L’association de l’action à la réflexion dans ce que je me permets d’appeler « la politique d’Ibn Badis » est palpable du fait que la pensée « badiste » ne se limitait à la seule action scolaire mais constitue une œuvre totale d’éducation. Feu le professeur Omar Carlier (mon professeur d’histoire des institutions méditerranéennes et de la philosophie juridique durant les années 70 et maître de conférences à la Sorbonne) a bien soulevé l’importance des réseaux de sociabilité et notamment des activités sociales, sportives ou artistiques dans le processus de définition d’une identité algérienne en contexte colonial. L’action de Ben Badis en tant qu’éducation et instruction, ne se limitait à la seule classe élitiste mais doit toucher toutes les classes sociales. Cette action dont le but est de fédérer la nation algérienne à une culture commune, se rapproche des activités des partis politiques. L’aspect politique de cette conception arrive à son paroxysme en 1938, quand l’administration coloniale promulgue un décret visant à contrecarrer l’action des écoles coraniques, décret contre lequel Ibn Badis a organisé la lutte. Le légalisme dont il a fait preuve a provoqué chez lui un sentiment d’injustice face à la forte répression de l’administration coloniale durant l’année 1938. Le décret du 08 mars 1938 renforçant le contrôle des écoles coraniques dans le but d’affaiblir le mouvement éducatif en provoquant la fermeture des médersas de l’association, a permis à Ibn Badis et à l’association des Oulémas de renforcer ses soutiens politiques et s’imposer comme le porte-parole de la Oumma (la nation algérienne).

Une double culture, une réforme globale

Pour mener à bien ses projets, Ibn Badis s’inscrit dans un mouvement de réforme de l’éducation musulmane qui trouve aussi ses racines dans le contact avec les écoles françaises.
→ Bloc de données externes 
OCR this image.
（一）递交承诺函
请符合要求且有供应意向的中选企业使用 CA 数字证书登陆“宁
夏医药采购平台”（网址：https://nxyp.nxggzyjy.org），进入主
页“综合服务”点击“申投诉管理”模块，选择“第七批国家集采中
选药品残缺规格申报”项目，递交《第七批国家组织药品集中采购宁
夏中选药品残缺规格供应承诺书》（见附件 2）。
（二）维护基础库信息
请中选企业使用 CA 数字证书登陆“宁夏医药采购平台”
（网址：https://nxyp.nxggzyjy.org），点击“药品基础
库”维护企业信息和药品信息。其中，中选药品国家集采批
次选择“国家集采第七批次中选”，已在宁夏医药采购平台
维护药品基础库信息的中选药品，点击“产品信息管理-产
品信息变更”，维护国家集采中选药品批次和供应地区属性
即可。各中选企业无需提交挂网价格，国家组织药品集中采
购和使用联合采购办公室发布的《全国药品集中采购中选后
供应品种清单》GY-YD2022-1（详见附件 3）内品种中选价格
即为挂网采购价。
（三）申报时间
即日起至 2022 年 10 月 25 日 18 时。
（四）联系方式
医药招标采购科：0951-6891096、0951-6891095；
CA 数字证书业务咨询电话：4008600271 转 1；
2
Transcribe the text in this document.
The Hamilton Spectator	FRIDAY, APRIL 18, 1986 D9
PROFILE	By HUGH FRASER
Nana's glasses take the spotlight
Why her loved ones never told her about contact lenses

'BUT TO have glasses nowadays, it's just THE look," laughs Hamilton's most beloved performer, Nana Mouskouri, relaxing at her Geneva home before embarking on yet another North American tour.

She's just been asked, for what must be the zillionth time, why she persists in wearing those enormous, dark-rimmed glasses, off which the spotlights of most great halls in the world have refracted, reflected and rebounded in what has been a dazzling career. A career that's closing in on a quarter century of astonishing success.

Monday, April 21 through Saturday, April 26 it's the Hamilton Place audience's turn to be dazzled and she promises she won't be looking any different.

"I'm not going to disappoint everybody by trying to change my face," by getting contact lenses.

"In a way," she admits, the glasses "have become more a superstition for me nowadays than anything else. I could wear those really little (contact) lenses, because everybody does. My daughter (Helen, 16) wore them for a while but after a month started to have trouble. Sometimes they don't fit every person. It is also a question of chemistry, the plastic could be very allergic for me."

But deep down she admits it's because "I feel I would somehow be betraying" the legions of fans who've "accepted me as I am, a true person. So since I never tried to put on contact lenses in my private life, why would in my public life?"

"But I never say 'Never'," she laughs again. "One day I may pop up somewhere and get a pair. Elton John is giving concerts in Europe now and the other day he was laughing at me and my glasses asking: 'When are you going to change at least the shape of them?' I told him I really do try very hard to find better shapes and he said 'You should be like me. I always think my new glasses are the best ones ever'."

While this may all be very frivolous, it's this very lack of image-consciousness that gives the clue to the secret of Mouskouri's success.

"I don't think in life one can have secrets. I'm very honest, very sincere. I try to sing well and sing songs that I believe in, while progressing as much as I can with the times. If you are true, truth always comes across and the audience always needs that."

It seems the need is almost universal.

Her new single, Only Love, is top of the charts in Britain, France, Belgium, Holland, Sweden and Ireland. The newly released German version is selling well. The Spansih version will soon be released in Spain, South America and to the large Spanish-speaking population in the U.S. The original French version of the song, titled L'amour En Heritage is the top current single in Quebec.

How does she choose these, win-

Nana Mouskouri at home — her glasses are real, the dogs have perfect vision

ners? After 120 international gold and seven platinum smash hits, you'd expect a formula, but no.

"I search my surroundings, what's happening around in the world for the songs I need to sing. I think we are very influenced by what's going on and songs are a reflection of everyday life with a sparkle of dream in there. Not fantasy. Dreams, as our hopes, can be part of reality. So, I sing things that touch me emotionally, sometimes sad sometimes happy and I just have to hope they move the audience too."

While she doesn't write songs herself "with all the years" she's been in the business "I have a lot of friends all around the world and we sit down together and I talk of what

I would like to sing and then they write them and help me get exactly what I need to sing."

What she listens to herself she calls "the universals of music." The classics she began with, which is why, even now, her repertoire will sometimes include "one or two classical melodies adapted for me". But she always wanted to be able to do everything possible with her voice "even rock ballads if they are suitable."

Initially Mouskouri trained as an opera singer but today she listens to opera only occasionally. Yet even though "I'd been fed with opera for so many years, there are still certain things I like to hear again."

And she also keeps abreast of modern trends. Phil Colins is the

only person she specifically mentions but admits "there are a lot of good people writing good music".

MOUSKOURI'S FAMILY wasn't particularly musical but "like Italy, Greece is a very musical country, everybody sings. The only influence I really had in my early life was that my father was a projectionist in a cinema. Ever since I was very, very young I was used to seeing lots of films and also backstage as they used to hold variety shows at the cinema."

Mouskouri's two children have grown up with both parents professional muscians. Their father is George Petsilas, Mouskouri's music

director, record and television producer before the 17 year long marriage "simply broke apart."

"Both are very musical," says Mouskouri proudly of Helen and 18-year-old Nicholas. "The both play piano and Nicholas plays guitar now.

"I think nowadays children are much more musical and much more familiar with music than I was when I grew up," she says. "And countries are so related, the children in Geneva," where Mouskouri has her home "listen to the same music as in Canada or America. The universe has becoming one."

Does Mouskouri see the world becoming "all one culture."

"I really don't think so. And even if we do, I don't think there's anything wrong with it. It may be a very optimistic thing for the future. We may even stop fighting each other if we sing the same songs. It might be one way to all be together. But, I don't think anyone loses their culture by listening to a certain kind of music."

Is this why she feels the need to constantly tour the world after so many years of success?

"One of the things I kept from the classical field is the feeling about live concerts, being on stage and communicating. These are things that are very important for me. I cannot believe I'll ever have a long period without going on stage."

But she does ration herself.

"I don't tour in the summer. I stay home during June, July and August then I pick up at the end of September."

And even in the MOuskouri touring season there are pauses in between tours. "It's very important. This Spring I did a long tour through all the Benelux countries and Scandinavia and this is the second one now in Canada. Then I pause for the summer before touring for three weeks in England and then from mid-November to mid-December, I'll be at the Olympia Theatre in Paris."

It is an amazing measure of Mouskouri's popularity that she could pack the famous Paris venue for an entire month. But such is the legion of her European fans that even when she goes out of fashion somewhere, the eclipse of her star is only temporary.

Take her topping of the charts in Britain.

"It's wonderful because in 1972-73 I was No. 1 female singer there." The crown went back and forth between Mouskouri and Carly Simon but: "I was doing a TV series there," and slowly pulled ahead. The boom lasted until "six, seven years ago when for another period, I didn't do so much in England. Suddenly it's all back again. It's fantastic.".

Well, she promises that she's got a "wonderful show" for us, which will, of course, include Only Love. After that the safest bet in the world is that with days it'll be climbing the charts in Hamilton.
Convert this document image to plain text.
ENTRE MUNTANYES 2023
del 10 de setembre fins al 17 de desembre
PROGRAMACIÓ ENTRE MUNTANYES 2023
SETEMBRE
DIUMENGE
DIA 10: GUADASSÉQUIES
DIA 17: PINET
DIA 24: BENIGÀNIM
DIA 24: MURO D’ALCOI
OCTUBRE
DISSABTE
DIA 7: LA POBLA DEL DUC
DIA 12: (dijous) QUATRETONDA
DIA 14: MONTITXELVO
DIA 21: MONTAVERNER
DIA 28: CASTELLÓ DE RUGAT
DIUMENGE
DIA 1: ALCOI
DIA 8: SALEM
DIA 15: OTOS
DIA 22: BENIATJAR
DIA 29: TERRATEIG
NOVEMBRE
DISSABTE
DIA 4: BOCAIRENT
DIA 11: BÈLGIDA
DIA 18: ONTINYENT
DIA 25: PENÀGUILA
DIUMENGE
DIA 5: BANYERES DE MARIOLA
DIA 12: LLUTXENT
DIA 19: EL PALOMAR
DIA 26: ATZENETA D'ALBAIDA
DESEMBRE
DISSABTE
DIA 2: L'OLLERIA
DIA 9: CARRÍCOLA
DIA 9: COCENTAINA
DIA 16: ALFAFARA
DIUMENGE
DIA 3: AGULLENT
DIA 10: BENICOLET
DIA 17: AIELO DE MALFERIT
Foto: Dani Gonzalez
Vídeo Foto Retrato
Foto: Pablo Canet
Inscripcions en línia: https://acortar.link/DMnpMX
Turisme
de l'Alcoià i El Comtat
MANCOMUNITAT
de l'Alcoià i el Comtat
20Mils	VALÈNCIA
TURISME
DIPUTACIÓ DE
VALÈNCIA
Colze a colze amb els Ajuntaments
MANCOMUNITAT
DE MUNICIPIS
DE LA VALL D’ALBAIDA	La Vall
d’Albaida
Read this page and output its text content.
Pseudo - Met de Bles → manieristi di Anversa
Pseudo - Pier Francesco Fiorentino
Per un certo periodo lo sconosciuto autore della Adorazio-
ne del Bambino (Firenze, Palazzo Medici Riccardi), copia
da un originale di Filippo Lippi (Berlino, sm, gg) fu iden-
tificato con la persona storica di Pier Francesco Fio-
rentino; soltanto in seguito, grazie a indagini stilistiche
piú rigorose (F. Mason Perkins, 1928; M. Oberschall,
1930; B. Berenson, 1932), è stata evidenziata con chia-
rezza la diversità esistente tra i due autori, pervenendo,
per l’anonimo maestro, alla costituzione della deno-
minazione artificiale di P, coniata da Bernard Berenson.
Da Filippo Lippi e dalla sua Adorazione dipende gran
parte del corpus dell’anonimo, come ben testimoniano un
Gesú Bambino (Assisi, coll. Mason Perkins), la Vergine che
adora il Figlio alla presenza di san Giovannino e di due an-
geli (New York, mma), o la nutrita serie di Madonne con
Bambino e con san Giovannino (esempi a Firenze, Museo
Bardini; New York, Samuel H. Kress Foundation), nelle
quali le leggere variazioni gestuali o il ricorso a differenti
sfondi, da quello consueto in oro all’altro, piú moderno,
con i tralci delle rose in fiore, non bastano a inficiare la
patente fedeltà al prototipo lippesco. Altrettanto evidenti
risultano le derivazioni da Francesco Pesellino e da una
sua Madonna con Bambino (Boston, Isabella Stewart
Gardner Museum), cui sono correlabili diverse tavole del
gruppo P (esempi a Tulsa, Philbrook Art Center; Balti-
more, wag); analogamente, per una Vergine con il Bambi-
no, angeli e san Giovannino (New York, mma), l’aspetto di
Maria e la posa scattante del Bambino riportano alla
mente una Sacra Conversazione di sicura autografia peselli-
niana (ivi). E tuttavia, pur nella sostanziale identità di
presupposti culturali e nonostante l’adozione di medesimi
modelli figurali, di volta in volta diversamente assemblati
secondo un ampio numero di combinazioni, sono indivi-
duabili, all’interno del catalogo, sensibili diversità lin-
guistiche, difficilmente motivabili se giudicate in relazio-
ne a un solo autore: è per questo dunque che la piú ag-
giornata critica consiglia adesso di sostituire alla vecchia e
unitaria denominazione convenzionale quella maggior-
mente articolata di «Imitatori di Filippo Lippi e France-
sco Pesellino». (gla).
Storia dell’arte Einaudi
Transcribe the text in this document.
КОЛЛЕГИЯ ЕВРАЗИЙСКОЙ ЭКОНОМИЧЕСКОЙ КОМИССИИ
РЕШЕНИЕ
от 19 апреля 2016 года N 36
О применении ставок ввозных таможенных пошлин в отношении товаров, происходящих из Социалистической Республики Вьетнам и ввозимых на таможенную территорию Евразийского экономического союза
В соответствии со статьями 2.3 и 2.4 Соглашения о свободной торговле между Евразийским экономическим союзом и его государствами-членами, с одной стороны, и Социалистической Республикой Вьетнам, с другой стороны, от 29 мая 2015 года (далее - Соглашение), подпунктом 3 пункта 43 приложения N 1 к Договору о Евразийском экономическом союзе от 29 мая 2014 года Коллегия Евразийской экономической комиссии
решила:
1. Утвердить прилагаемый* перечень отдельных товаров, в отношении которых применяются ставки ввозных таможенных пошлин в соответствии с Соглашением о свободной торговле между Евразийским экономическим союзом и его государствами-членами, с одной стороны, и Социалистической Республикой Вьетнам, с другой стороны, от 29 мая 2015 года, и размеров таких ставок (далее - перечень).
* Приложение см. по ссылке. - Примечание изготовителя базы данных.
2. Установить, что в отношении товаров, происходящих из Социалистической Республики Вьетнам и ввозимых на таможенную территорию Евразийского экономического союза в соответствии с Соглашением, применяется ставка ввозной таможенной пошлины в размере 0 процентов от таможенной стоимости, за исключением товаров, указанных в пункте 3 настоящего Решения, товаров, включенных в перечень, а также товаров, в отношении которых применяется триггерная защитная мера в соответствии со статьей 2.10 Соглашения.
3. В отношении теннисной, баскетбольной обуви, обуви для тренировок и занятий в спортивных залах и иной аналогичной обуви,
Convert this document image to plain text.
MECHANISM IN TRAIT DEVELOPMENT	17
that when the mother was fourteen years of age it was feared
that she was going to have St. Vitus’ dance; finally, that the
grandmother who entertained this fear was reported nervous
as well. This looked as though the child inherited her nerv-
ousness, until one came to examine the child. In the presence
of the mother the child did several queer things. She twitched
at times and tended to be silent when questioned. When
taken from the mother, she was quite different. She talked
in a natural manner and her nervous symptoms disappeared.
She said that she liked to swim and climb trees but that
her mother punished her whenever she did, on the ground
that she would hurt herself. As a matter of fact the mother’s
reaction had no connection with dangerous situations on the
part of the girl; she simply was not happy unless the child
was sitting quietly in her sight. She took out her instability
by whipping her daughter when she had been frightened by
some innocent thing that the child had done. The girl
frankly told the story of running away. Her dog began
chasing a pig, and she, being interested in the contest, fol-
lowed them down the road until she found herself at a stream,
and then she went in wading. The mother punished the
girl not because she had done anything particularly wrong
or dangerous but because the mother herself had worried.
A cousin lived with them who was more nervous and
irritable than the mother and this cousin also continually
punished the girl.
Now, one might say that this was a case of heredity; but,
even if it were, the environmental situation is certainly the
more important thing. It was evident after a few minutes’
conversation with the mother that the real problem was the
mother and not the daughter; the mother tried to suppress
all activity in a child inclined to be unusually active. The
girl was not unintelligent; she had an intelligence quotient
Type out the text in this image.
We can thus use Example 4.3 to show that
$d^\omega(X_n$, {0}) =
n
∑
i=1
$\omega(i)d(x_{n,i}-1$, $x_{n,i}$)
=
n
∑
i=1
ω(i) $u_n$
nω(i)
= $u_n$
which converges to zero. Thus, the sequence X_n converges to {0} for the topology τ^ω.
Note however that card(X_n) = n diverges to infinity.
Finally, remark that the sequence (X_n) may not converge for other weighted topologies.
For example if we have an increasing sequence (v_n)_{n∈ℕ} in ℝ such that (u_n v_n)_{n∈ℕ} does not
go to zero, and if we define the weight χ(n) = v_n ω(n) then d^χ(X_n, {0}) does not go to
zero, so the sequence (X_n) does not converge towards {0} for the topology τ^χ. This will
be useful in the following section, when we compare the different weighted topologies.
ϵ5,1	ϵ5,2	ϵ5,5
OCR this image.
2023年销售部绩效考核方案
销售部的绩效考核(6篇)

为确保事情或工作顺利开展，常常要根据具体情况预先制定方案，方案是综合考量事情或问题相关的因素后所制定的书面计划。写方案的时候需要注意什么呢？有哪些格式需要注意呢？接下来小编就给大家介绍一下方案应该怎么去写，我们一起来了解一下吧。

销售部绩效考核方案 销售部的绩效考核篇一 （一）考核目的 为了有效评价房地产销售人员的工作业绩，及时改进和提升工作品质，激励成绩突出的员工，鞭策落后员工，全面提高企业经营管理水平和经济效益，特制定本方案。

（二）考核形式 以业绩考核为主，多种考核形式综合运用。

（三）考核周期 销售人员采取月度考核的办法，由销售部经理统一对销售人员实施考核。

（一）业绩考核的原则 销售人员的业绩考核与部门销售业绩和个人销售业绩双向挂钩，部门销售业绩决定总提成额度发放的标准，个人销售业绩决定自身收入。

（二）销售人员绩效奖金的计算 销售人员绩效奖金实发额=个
En effet, le rôle de l’association « éducation et instruction » (Jam’yat Etarbia wa Ta’lim) dispense des enseignements relatifs aux manquolat (le savoir transmis par les savants religieux : Coran, Hadith, Fiqh) et aux maqolat (sciences rationnelles, poésie, histoire, géographie). La situation coloniale implique aussi l’enseignement du français que Ben Badis encourage dans le cadre d’une double culture et permettre l’étude comparée absente dans le système éducatif de nos jours. Pour les élèves qui réussissent dans le premier cycle, ils se verront à Zaytouna en Tunisie. Mais aussi, l’apprentissage professionnel était dans le programme que Bachir Ibrahimi selon son fils Ahmed Taleb Ibrahimi. Des cours d’alphabétisation et d’initiation aux sciences religieuses sont donnés aux adultes, particulièrement les travailleurs. Un programme spécifique est fait pour les femmes (religion, éducation des enfants, s’éloigner du culte des saints et des marabouts, etc.). Toutes ces initiatives sont exportées en France où l’Etoile Nord-africaine connaît une forte affiliation des Algériens, et à partir de 1937 l’association des Oulémas va partager l’organisation des cercles politiques (ENA/PPA). Cette entente ne va pas durer, l’alliance va se faire avec l’association franco-musulmane proche des communistes qui lutte avec eux pour l’application de leurs droits et la suppression du régime de l’indigénat, ce qui constitue un paradoxe. En s’adressant à un large public, l’association des Oulémas est ainsi engagée politiquement. Ce public reste l’idéal du rassemblement de la nation algérienne (Oumma) musulmane que Ben Badis défend et dont l’idéologie est décrite comme « un seul corps uni ».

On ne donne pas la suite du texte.